The patient was started on prednisone at 60 mg daily, which controlled his symptoms. However, reducing the dose to below 50 mg resulted in the immediate recurrence of headache and diplopia. The patient was therefore maintained on 50 mg daily, but developed cushingoid features, acne, leg edema, and hyperglycemia. Tapering the dose by 10 mg per month resulted in symptom relapse after the second or third month. The patient was then infused with 300 mg of infliximab over 2 hours. The pain subsided the following day followed by resolution of the ophthalmoplegia. The numbness in the forehead decreased but did not subside completely. It was possible to taper the steroids completely without any relapse of his symptoms even at an 8-month follow-up. The patient did not experience any side effects of infliximab, and was asymptomatic on follow-up without requiring another dose.

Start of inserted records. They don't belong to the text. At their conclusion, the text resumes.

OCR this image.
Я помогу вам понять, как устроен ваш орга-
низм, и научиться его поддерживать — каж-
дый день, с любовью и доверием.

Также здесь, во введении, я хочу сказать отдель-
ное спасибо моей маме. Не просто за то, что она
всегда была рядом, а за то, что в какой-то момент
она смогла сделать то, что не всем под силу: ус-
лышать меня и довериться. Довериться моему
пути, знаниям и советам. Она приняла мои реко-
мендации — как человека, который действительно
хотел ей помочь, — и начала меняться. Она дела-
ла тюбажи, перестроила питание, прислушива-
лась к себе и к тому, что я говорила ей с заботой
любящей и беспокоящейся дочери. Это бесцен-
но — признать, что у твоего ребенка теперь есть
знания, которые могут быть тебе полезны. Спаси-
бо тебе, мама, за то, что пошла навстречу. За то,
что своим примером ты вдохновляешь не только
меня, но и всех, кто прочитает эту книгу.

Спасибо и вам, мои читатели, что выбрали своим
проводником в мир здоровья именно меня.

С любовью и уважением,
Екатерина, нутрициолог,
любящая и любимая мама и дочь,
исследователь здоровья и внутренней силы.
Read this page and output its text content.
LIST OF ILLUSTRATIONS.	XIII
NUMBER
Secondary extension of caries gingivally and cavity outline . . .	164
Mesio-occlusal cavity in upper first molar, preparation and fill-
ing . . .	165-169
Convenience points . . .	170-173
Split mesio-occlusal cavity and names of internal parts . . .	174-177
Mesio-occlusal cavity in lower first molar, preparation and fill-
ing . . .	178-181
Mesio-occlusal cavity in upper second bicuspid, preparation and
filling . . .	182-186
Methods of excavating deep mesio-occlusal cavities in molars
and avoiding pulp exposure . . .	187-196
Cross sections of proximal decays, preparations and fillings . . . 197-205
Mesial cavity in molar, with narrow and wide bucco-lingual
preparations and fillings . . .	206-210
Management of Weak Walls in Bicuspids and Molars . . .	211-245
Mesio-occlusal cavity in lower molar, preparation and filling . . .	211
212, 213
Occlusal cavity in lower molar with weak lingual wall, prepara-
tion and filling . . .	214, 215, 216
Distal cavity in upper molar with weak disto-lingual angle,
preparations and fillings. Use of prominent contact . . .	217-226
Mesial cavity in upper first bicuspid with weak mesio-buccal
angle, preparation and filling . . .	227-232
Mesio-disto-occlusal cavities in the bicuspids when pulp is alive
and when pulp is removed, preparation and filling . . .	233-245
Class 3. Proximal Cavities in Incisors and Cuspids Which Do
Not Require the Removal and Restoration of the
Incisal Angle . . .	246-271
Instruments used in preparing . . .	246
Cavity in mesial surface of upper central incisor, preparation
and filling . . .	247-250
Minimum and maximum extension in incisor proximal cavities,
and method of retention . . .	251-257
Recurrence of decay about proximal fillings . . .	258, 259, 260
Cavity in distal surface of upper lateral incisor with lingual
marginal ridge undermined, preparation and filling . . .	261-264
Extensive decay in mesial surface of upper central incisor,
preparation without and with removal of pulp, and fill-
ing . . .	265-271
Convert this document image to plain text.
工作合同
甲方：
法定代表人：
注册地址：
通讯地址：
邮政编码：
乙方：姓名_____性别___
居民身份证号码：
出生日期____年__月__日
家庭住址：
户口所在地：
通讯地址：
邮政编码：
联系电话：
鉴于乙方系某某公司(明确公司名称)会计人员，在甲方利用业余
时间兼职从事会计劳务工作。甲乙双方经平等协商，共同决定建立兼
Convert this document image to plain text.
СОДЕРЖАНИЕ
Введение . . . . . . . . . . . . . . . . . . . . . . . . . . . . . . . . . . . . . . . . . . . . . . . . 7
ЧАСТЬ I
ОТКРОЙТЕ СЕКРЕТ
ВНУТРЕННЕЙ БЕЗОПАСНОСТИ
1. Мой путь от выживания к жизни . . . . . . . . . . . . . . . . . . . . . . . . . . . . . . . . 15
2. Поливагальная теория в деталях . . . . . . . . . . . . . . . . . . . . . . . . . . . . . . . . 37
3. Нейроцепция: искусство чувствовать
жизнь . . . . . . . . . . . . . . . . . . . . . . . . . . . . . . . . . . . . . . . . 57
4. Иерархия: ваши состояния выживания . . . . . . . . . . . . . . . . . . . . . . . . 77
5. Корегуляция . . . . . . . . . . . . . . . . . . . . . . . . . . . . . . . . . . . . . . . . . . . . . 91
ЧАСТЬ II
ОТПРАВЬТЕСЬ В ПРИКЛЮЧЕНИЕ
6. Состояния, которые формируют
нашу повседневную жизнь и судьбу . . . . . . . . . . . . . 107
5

THS is an idiopathic disorder characterized by subacute, severe, persistent, orbital and retro-orbital pain together with ophthalmoplegia. It is associated with the presence of granulation tissue in the anterior cavernous sinus or superior orbital fissure. It usually responds to steroid therapy with good control of the symptoms.1 Nevertheless, there are occasional cases of THS that do not respond adequately to steroids or that require prolonged, high-dose treatment that produces serious side effects. Other therapies that have been applied to control this condition include methotrexate, mycophenylate mofetil, and radiotherapy, but these interventions also have side effects.234

Infliximab is a tumor necrosis factor-alpha antibody that induces proinflammatory cytokines and acute-phase reactants, enhances leukocyte migration, and activates neutrophils and eosinophils. It is used to treat inflammatory conditions including orbital inflammatory diseases, and was reported to successfully control the symptoms in a patient with THS resistant to steroid therapy.5 It is administered intravenously at a dose of 3–5 mg/kg per infusion.5

In rare conditions infliximab can cause mild headache and fatigue, low-grade fever, myalgia, arthralgia, abdominal pain, and slight elevations in liver-function tests.

The dramatic and persistent improvement in the symptoms in the present case along with the patient being able to stop steroids completely raises the issue of whether infliximab should be added early when treating patients with steroid-resistant THS. Furthermore, our patient required only a single infusion to control his symptoms even with a prolonged follow-up, in contrast to the first case reported who received four infusions, which suggests that a controlled study should be performed to standardize the use of infliximab in THS, rather than copying the regimen used in other inflammatory disorders.